Es ist schon spät an diesem Freitagabend, doch im Kanzleramt brennt noch Licht. Angela Merkel hat gerade die Schuhe ausgezogen, um die nach einer Fußball-Wette mit Kanzleramtschef Helge Braun gewonnene Fußmassage einzufordern, da klingelt plötzlich das neue, abhörsichere Handy.
„Peter, du bist’s“, sagt die Merkelin. „Die heute-Show geht gleich los. Was gibt’s denn noch so spät?“
Am anderen Ende atmet AvD-Histo-Monte-Organisator Peter Göbel noch einmal tief durch, um nicht die Selbstkontrolle zu verlieren. „Angela, jetzt mal im Ernst: Glaubst du mir bringt es irgendwas, wenn du die Friseure aufmachst?“
Sie weiß, sie sollte das nicht ständig tun, da aber außer ihrem leibeigenen Braun keiner zuguckt, rollt die Kanzlerin mit den Augen. „Was brächte dir denn mehr?“, fragt die abtrünnige Pastorentochter aus der Uckermark den abgebrochenen BWL-Studenten aus Attendorn. Man kennt sich und kann sich leiden, seit Göbel 2014 für die Nationalmannschaft und ihr Gefolge den Auto-Korso zum Brandenburger Tor organisiert hat, und sie ahnt auch schon den Grund des Anrufes.

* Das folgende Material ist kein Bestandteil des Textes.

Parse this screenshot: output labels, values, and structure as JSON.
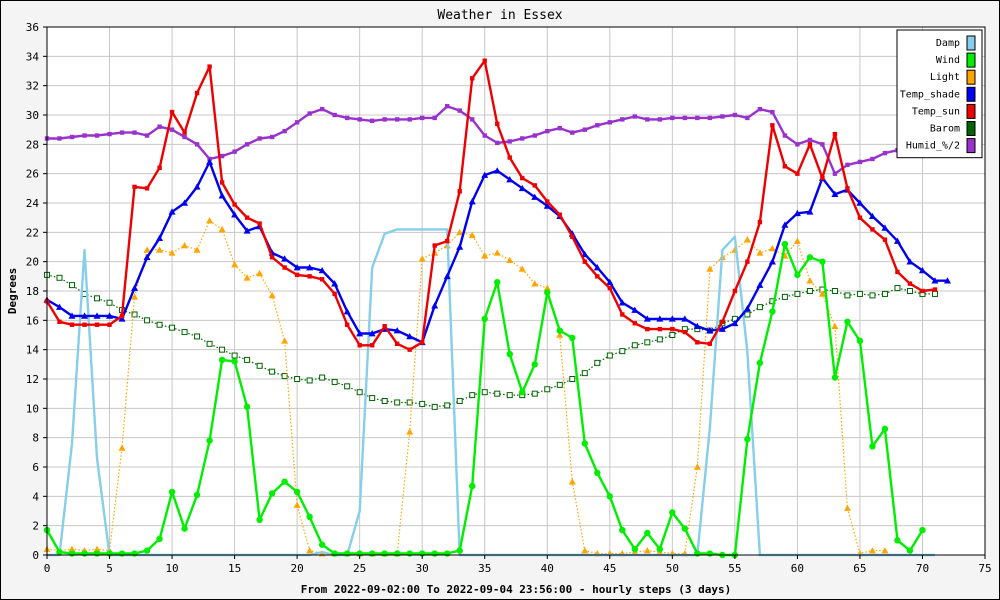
{
  "chart_data": {
    "type": "line",
    "title": "Weather in Essex",
    "xlabel": "From 2022-09-02:00 To 2022-09-04 23:56:00 - hourly steps (3 days)",
    "ylabel": "Degrees",
    "xlim": [
      0,
      75
    ],
    "ylim": [
      0,
      36
    ],
    "xticks": [
      0,
      5,
      10,
      15,
      20,
      25,
      30,
      35,
      40,
      45,
      50,
      55,
      60,
      65,
      70,
      75
    ],
    "yticks": [
      0,
      2,
      4,
      6,
      8,
      10,
      12,
      14,
      16,
      18,
      20,
      22,
      24,
      26,
      28,
      30,
      32,
      34,
      36
    ],
    "grid": true,
    "legend_position": "top-right",
    "series": [
      {
        "name": "Damp",
        "color": "#87ceeb",
        "marker": "none",
        "style": "solid",
        "values": [
          0,
          0,
          7.6,
          20.8,
          6.6,
          0,
          0,
          0,
          0,
          0,
          0,
          0,
          0,
          0,
          0,
          0,
          0,
          0,
          0,
          0,
          0,
          0,
          0.2,
          0,
          0,
          3,
          19.6,
          21.9,
          22.2,
          22.2,
          22.2,
          22.2,
          22.2,
          0,
          0,
          0,
          0,
          0,
          0,
          0,
          0,
          0,
          0,
          0,
          0,
          0,
          0,
          0,
          0,
          0,
          0,
          0,
          0,
          8.7,
          20.8,
          21.7,
          13.8,
          0,
          0,
          0,
          0,
          0,
          0,
          0,
          0,
          0,
          0,
          0,
          0,
          0,
          0,
          0
        ]
      },
      {
        "name": "Wind",
        "color": "#00ee00",
        "marker": "circle",
        "style": "solid",
        "values": [
          1.7,
          0.2,
          0.1,
          0.1,
          0.1,
          0.1,
          0.1,
          0.1,
          0.3,
          1.1,
          4.3,
          1.8,
          4.1,
          7.8,
          13.3,
          13.2,
          10.1,
          2.4,
          4.2,
          5,
          4.3,
          2.6,
          0.7,
          0.1,
          0.1,
          0.1,
          0.1,
          0.1,
          0.1,
          0.1,
          0.1,
          0.1,
          0.1,
          0.3,
          4.7,
          16.1,
          18.6,
          13.7,
          11.1,
          13,
          17.9,
          15.3,
          14.8,
          7.6,
          5.6,
          4,
          1.7,
          0.4,
          1.5,
          0.4,
          2.9,
          1.8,
          0.1,
          0.1,
          0,
          0,
          7.9,
          13.1,
          16.6,
          21.2,
          19.1,
          20.3,
          20,
          12.1,
          15.9,
          14.6,
          7.4,
          8.6,
          1,
          0.3,
          1.7
        ]
      },
      {
        "name": "Light",
        "color": "#ffa500",
        "marker": "triangle",
        "style": "dotted",
        "values": [
          0.4,
          0.3,
          0.4,
          0.3,
          0.4,
          0.3,
          7.3,
          17.6,
          20.8,
          20.8,
          20.6,
          21.1,
          20.8,
          22.8,
          22.2,
          19.8,
          18.9,
          19.2,
          17.7,
          14.6,
          3.4,
          0.3,
          0.1,
          0.1,
          0.1,
          0.1,
          0.1,
          0.1,
          0.1,
          8.4,
          20.2,
          20.6,
          21.1,
          22,
          21.8,
          20.4,
          20.6,
          20.1,
          19.5,
          18.5,
          18.2,
          15,
          5,
          0.3,
          0.1,
          0.1,
          0.1,
          0.2,
          0.3,
          0.2,
          0.1,
          0.1,
          6,
          19.5,
          20.3,
          20.8,
          21.5,
          20.6,
          20.9,
          20.4,
          21.4,
          18.7,
          17.8,
          15.6,
          3.2,
          0.1,
          0.3,
          0.3
        ]
      },
      {
        "name": "Temp_shade",
        "color": "#0000ee",
        "marker": "triangle",
        "style": "solid",
        "values": [
          17.4,
          16.9,
          16.3,
          16.3,
          16.3,
          16.3,
          16.1,
          18.2,
          20.3,
          21.6,
          23.4,
          24,
          25.1,
          26.8,
          24.5,
          23.2,
          22.1,
          22.4,
          20.6,
          20.2,
          19.6,
          19.6,
          19.4,
          18.5,
          16.6,
          15.1,
          15.1,
          15.4,
          15.3,
          14.9,
          14.5,
          17,
          19,
          21,
          24.1,
          25.9,
          26.2,
          25.6,
          25,
          24.4,
          23.8,
          23.1,
          21.9,
          20.5,
          19.6,
          18.6,
          17.2,
          16.7,
          16.1,
          16.1,
          16.1,
          16.1,
          15.6,
          15.3,
          15.4,
          15.8,
          16.8,
          18.4,
          20,
          22.5,
          23.3,
          23.4,
          25.7,
          24.6,
          24.9,
          24,
          23.1,
          22.3,
          21.4,
          20,
          19.4,
          18.7,
          18.7
        ]
      },
      {
        "name": "Temp_sun",
        "color": "#ee0000",
        "marker": "square",
        "style": "solid",
        "values": [
          17.3,
          15.9,
          15.7,
          15.7,
          15.7,
          15.7,
          16.3,
          25.1,
          25,
          26.4,
          30.2,
          28.8,
          31.5,
          33.3,
          25.4,
          23.9,
          23,
          22.6,
          20.3,
          19.6,
          19.1,
          19,
          18.8,
          17.8,
          15.7,
          14.3,
          14.3,
          15.6,
          14.4,
          14,
          14.5,
          21.1,
          21.4,
          24.8,
          32.5,
          33.7,
          29.4,
          27.1,
          25.7,
          25.2,
          24.1,
          23.2,
          21.7,
          20,
          19,
          18.2,
          16.4,
          15.8,
          15.4,
          15.4,
          15.4,
          15.2,
          14.5,
          14.4,
          15.9,
          18,
          20,
          22.7,
          29.3,
          26.5,
          26,
          28,
          25.7,
          28.7,
          25,
          23,
          22.2,
          21.5,
          19.3,
          18.5,
          18,
          18.1
        ]
      },
      {
        "name": "Barom",
        "color": "#006400",
        "marker": "square-open",
        "style": "dotted",
        "values": [
          19.1,
          18.9,
          18.4,
          17.8,
          17.5,
          17.2,
          16.7,
          16.4,
          16,
          15.7,
          15.5,
          15.2,
          14.9,
          14.4,
          14,
          13.6,
          13.3,
          12.9,
          12.5,
          12.2,
          12,
          11.9,
          12.1,
          11.8,
          11.5,
          11.1,
          10.7,
          10.5,
          10.4,
          10.4,
          10.3,
          10.1,
          10.2,
          10.5,
          10.9,
          11.1,
          11,
          10.9,
          10.9,
          11,
          11.3,
          11.6,
          12,
          12.4,
          13.1,
          13.6,
          13.9,
          14.3,
          14.5,
          14.7,
          15,
          15.4,
          15.4,
          15.3,
          15.8,
          16.1,
          16.4,
          16.9,
          17.3,
          17.6,
          17.8,
          18,
          18.1,
          18,
          17.7,
          17.8,
          17.7,
          17.8,
          18.2,
          18,
          17.8,
          17.8
        ]
      },
      {
        "name": "Humid_%/2",
        "color": "#9932cc",
        "marker": "square",
        "style": "solid",
        "values": [
          28.4,
          28.4,
          28.5,
          28.6,
          28.6,
          28.7,
          28.8,
          28.8,
          28.6,
          29.2,
          29,
          28.5,
          28,
          27,
          27.2,
          27.5,
          28,
          28.4,
          28.5,
          28.9,
          29.5,
          30.1,
          30.4,
          30,
          29.8,
          29.7,
          29.6,
          29.7,
          29.7,
          29.7,
          29.8,
          29.8,
          30.6,
          30.3,
          29.7,
          28.6,
          28.1,
          28.2,
          28.4,
          28.6,
          28.9,
          29.1,
          28.8,
          29,
          29.3,
          29.5,
          29.7,
          29.9,
          29.7,
          29.7,
          29.8,
          29.8,
          29.8,
          29.8,
          29.9,
          30,
          29.8,
          30.4,
          30.2,
          28.6,
          28,
          28.3,
          28,
          26,
          26.6,
          26.8,
          27,
          27.4,
          27.6,
          28.6
        ]
      }
    ]
  }
}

„Wo wollt Ihr denn lang, bevor Ihr meine Republik verlasst?“, fragt sie den Organisator der AvD-Histo-Monte. Kurz darauf erhellt sich ihre Miene. „Durch Söderland und Kretschmann Country? Dett passt mir ganz gut. Den einen muss man eh mal einbremsen und der andere versucht mich ständig rechts zu überholen.“ Angesichts der freundlichen Wendung schaltet Göbel sofort um von Lamento auf Akquise: „Wann fährst du denn mal mit?“ „Ach weißte, man kommt ja zu nix. Aber ruf im Herbst noch mal an. Ab da habe ich Zeit.“
Die mächtigste Frau der Welt gibt ihren Segen: „Also Peter, von mir aus in Gottes Namen, fahrt. Aber sieh erstens zu, dass du dett als Dienstreise deklarierst und zweitens: Hau nicht wieder so auf’n Putz. Lass mal diese Motor Klassik und die anderen Zeitschriften, vor allem aber diesen Stier zuhause. Muss man ja nich alles so an die große Glocke hängen.“ Damit legt die Kanzlerin auf und sagt: „So, Helge…“
Bei ihrer letzten Fernsehansprache zum Ernst der Lage der Nation hat sie beim Thema Urlaub und Privatvergnügen durch den Flachbildschirm tief in die Augen von ihrem größten Fan Urban Priol geblickt. Aber der findige Kabarettist hat die Histo-Monte schon bei Abgabe der Umsatzsteuer-Erklärung im dritten Quartal 2020 zur Dienstreise erklärt, frei nach dem Motto: „Suche nach Munition gegen das Corona-Kabinett.“ Um in allen etwaigen monetären und arbeitsrechtlichen Detailfragen unterwegs auf der sicheren Seite zu sein, hat er wie so oft seinen Steuerberater als Copiloten angeheuert.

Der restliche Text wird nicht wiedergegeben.